Equation of Plane involving Intersection of planes

Question

Find a plane through $A$ $(2, 1, -1)$ and perpendicular to the line of intersection of the planes $2x + y - z = 3$ and $x + 2y + z = 2$. Not too sure of what to do here, I know I need to find the point of intersection of the planes, and I found two points that I think are on the line of intersection, $B$ ($5/3$ ,$0$ ,$1/3$) and $C$ ($4/3$, $1/3$, $0$ ). However, I don't know where to go from there, and with the plane needing to be perpendicular.

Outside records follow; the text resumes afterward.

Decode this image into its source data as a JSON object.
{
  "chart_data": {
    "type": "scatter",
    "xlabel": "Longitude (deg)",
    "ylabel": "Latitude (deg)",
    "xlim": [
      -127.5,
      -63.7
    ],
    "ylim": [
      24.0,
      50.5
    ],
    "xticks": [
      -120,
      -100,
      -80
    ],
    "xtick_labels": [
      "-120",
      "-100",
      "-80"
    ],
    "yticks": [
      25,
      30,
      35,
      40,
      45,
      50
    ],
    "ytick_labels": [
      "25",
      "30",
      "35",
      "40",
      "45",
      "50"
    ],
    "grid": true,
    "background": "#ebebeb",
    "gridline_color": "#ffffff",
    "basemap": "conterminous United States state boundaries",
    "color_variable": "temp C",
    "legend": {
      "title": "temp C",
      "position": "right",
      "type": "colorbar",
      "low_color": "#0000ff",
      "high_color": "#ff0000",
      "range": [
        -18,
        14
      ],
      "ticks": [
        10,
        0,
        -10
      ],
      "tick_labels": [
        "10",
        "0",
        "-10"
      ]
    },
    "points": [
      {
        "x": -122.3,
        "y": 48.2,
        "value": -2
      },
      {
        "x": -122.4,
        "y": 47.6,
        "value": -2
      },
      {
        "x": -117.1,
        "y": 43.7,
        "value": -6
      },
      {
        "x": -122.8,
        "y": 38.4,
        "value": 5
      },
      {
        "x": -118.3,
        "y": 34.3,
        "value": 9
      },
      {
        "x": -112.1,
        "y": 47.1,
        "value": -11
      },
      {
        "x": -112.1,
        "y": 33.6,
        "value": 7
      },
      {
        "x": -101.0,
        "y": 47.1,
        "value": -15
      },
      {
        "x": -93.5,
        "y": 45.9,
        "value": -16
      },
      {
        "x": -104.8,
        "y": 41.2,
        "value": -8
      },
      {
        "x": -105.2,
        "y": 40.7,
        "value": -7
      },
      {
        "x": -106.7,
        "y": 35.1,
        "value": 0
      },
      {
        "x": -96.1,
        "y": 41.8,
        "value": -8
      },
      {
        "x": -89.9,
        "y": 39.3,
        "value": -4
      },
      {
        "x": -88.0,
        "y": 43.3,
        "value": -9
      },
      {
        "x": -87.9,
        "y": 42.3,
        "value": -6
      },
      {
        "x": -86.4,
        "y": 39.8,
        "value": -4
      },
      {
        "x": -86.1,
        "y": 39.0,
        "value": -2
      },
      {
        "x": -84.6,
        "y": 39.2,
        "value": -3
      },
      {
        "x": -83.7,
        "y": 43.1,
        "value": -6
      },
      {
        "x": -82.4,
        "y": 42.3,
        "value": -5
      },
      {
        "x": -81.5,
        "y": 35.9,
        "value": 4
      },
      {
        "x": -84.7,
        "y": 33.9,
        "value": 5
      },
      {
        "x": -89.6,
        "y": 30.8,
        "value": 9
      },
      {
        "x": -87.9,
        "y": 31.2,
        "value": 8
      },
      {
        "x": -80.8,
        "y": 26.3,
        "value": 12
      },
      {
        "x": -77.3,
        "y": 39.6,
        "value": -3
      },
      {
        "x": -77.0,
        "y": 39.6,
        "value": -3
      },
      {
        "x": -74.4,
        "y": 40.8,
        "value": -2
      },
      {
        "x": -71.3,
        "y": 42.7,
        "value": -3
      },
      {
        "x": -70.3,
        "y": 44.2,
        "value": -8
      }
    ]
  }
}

Answer given is $x$-$y$+$z$=$0$ Any help is appreciated.

Answer 1

The sum of the two planes equations gives

$$x+y=\frac 53$$

thus $$y=\frac 53-x$$

and

$$z=2-x-2y=2-\frac{10}{3}+x$$

the line intersection of the two planes has parametric equations :

$$x=0+x$$ $$y=\frac 53-x$$ $$z=\frac{-4}{3}+x$$

the vector director of this line is $$(1,-1,1)$$

the plane perpendicular to this line has the equation $$x-y+z=d$$ it contains the point $(2,1,-1)$ if $$d=0$$

the equation you are looking for is $$\boxed{x-y+z=0}$$

Answer 2

Hint:

A directing vector of the intersection line of the two planes is the cross-product $u=\vec n_1\times \vec n_2$ of the normal vectors of the planes.

Once you calculated its coordinates, the equation of the plane you're after is, in vector form $$\vec u\cdot \overrightarrow{OM}=\vec u\cdot \overrightarrow{OA}.$$